In some villages, 95 percent of the homes have been destroyed. They need help with rebuilding these homes. To get to several of these villages requires trekking, which is walking in the rugged mountain terrain to reach the villages. In this sense, you can combine trekking, enjoying the phenomenal nature of Nepal, and helping its people.
Let me tell you about the Nepalese. Never have an encountered a hardier and more resilient people. I came to Nepal a few months after the earthquake expecting to find a mess, destruction of properties, and of the human spirit. This was not the case. The same energy, joy, enthusiasm and underlying strength was still there.
The constant Nepali smiles and Namaste were everywhere, even from people digging through rubble trying to retrieve remnants of their former home. Kathmandu is alive and recovering with an amazing amount of energy. I spent many hours walking around Kathmandu and witness major reconstruction of commercial buildings and private homes.
Nepalese people do not waste anything. Any bricks that are reusable in the piles of rubble are being saved and recycled. Nothing is thrown out if it can be reused. Most businesses in Kathmandu have reopened. The only things they are lacking at this point are customers. I assure you that this city is up and running like normal and ready and needing tourists, but the general belief outside of this country is that it is in a perpetual state of disaster.
In 1992 I lived on the Island of Kauai in Hawaii. We had a hurricane that swept through the island and did a lot of destruction to homes and commercial properties. But within a few months the Island was ready for tourists. But they didn’t come! Why? Because national television repeatedly broadcasted stories and live footage of the worst of the hurricane.
This led potential visitors to assume that the Island of Kauai was not a safe place to travel to.
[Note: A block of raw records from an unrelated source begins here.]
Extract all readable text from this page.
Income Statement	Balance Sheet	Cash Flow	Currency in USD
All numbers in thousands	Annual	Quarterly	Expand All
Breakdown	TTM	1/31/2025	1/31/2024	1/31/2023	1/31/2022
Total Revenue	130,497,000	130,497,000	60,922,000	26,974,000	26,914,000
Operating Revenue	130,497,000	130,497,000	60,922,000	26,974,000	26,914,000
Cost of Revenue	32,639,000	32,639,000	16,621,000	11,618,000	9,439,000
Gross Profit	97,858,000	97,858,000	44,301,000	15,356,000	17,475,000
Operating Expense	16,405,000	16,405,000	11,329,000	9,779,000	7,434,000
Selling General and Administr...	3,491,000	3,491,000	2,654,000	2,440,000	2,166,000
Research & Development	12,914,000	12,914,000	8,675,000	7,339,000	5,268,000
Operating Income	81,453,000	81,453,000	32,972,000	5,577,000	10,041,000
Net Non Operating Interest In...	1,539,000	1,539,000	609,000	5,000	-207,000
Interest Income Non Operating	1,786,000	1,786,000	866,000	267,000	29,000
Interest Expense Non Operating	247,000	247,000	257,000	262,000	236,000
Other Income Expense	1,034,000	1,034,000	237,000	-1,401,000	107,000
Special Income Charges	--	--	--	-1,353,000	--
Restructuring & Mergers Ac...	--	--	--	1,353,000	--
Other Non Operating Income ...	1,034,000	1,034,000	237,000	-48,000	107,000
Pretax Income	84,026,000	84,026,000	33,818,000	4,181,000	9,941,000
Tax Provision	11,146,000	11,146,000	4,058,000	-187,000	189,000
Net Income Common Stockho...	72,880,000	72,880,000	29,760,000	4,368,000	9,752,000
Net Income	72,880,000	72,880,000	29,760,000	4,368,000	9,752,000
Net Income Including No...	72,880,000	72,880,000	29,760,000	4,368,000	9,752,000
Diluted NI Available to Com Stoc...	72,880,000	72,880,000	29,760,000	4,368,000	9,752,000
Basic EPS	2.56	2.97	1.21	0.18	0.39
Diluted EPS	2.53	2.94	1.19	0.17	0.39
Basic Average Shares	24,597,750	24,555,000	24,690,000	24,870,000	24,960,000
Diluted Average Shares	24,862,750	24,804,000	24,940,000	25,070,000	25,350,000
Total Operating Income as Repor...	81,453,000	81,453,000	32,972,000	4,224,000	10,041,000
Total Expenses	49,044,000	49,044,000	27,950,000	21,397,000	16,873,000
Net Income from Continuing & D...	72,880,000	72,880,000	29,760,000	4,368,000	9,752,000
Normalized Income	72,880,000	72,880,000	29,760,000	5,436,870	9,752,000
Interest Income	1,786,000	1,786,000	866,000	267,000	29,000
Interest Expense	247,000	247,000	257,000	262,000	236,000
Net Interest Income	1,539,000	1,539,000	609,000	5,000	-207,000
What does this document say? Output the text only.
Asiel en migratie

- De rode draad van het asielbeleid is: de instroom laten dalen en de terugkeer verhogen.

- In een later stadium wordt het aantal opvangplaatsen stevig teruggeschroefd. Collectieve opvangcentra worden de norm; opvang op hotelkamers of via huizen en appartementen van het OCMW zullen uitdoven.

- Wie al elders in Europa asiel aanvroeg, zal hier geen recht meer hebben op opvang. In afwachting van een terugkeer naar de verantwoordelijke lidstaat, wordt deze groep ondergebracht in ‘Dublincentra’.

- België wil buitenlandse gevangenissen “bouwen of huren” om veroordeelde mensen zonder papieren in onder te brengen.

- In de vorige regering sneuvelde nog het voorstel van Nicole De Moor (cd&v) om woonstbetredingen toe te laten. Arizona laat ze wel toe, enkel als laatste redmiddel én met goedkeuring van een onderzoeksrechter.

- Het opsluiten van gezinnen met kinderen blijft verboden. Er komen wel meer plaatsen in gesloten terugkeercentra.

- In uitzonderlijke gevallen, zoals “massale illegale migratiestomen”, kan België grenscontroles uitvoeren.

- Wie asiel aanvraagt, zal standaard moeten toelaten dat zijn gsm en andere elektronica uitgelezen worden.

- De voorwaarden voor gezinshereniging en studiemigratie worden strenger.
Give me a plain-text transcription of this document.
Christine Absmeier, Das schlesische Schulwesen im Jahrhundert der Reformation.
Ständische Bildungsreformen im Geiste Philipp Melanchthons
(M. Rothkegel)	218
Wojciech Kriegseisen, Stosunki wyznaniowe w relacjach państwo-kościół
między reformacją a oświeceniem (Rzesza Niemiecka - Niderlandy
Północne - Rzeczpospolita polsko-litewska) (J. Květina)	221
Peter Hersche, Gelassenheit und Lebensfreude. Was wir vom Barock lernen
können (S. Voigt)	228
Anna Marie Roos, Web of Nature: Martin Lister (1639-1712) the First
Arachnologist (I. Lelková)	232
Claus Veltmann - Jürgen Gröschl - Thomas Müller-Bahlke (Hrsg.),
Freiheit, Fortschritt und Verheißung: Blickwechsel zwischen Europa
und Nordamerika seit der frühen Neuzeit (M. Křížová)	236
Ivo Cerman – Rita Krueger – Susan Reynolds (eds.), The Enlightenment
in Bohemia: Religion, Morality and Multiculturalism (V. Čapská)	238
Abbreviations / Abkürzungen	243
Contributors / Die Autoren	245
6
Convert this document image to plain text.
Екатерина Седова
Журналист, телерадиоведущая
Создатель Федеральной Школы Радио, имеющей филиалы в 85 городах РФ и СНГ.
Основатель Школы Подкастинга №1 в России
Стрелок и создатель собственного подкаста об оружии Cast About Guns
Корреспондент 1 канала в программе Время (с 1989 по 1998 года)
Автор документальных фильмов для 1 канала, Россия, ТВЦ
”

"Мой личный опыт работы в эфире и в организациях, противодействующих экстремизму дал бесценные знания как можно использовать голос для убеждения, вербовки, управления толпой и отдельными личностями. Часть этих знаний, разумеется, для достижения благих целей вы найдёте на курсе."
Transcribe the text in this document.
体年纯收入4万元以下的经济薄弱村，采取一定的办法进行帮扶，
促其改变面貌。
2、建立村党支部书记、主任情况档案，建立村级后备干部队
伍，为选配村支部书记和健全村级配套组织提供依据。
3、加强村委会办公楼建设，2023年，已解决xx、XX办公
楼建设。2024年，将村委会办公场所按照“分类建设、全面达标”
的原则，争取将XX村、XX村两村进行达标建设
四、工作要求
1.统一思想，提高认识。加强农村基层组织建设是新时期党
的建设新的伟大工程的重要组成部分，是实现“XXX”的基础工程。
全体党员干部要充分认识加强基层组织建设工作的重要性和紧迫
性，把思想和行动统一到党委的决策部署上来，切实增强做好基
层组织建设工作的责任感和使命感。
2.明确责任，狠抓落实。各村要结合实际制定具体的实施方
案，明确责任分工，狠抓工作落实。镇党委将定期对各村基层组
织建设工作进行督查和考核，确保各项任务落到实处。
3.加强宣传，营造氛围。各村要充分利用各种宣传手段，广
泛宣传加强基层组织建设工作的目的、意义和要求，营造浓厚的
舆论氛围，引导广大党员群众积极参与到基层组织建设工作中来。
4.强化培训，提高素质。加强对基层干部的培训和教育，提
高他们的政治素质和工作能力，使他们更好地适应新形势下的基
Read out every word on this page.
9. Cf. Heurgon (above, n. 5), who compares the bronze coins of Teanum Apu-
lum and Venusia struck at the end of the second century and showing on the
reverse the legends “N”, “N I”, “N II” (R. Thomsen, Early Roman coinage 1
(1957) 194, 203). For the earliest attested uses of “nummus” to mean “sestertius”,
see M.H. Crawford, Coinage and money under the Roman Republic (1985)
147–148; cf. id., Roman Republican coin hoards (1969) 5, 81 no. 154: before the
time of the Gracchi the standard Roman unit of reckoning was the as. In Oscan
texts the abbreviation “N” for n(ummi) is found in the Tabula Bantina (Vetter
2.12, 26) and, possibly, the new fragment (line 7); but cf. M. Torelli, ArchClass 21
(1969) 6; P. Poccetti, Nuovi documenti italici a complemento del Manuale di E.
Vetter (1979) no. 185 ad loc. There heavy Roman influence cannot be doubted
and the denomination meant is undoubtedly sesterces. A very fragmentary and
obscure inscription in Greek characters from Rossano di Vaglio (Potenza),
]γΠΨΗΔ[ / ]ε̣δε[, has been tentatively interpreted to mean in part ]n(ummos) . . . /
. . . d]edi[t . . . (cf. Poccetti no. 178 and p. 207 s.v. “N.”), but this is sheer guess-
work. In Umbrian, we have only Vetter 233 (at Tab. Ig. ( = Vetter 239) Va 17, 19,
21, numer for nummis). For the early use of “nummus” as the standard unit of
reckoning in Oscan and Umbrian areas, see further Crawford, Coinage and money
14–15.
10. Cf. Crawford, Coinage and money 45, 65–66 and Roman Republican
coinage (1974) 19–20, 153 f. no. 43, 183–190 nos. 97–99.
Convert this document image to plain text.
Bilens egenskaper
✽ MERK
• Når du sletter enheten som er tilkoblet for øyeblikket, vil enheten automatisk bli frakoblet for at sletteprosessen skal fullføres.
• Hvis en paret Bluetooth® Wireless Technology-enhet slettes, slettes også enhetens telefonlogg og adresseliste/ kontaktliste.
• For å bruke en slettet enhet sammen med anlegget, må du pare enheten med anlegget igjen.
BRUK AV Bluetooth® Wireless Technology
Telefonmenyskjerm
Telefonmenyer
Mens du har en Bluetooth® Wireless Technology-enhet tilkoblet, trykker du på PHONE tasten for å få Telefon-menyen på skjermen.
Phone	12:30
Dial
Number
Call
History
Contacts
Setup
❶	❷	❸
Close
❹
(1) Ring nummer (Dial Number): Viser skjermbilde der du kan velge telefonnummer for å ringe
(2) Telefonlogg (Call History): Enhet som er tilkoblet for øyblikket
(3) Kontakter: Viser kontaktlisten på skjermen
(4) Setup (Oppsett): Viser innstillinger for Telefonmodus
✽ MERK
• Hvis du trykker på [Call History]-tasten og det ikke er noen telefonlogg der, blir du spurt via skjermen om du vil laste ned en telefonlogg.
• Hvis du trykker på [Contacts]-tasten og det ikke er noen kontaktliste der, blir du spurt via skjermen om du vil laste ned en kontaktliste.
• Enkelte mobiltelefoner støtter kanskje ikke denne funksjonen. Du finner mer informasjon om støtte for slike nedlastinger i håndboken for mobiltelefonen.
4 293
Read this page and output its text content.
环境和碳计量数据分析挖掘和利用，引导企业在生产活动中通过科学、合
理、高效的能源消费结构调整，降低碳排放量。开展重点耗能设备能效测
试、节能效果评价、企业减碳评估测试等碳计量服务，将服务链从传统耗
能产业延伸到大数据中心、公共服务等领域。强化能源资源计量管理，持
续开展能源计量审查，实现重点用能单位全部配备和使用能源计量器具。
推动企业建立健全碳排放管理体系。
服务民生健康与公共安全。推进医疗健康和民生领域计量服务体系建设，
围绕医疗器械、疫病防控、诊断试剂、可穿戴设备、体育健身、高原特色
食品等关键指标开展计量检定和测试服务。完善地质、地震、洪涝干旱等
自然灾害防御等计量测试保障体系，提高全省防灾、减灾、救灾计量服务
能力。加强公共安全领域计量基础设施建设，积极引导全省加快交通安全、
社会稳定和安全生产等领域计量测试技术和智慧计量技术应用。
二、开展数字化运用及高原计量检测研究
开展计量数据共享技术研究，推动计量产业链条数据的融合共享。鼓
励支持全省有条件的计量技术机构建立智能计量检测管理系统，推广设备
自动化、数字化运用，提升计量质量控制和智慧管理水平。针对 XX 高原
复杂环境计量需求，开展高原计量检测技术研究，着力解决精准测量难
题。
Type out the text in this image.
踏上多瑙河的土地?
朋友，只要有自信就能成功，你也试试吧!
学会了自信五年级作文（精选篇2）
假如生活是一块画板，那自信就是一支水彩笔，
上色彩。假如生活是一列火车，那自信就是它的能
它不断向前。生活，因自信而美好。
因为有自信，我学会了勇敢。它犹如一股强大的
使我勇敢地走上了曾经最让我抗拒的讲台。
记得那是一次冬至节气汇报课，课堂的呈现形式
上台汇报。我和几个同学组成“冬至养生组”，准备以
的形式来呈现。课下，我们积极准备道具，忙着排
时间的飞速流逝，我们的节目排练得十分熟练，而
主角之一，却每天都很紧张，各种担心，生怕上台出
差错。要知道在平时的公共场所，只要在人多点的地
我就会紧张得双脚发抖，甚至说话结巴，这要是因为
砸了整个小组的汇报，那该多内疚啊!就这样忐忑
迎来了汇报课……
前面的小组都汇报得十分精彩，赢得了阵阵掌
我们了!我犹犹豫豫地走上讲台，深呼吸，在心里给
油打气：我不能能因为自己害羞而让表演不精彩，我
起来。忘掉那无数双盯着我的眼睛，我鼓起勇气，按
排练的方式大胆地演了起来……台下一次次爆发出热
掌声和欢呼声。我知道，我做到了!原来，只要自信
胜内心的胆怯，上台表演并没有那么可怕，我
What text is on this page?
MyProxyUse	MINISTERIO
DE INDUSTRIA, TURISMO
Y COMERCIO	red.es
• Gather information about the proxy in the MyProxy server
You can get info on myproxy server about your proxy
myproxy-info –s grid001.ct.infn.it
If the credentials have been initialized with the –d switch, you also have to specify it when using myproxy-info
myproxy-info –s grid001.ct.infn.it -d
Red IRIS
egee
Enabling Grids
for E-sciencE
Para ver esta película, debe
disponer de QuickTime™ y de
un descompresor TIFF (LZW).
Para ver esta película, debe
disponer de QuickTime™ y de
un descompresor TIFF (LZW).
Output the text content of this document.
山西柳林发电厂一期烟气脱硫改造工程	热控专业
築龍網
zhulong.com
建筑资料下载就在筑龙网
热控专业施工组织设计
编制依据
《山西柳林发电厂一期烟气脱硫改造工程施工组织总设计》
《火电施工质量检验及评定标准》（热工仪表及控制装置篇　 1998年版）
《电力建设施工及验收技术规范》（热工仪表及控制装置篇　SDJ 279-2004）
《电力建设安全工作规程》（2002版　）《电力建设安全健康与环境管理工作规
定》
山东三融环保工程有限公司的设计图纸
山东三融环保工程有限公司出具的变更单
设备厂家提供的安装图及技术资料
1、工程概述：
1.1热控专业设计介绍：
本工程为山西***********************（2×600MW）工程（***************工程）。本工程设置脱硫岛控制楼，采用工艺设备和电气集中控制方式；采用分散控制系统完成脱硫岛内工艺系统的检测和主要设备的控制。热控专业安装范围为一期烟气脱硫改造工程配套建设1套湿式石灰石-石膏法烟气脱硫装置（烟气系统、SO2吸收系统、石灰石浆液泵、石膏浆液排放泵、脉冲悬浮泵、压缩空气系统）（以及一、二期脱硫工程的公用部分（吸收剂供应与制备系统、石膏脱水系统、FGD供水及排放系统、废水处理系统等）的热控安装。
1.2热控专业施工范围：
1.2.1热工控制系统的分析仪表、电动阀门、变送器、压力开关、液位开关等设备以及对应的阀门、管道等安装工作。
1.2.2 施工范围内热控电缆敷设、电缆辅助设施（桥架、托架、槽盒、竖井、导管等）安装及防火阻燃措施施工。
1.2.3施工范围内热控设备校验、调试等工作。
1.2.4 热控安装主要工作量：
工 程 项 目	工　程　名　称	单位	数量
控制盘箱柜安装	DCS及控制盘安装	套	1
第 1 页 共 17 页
This greatly impacted tourism in a negative way for quite a long time. Such is the case in Nepal.
I also watched all the live footage in fear and skepticism, thinking that Nepal would be too much of a big mess for a long time to even consider visiting. But I still planned my trip and arrived in Kathmandu only to find that the opposite was true.
They were ready for visitors. The airport was fully functional. Immigration was well organized and fluid and the same crowds of taxies and airport representatives enthusiastically competed for the business of arriving visitors. The drive from the airport to my Homestay showed a bustling, rejuvenating community. I wanted to cry, I was so happy.
There is a rock bar in Thamel called Purple Haze. I went there the other night with some friends. The band that performed played several popular rock songs that I was familiar with. The crowd was mostly Nepalese and they sang along with many of the songs. But when then band played Nepali songs the crowd went wild, singing and dancing to songs about their country. The amount of national pride I witnessed in these Nepalese youth was indescribable. I have been to this rock bar in past visits, but I have never seen such a show of unity and national allegiance. It was emotionally moving.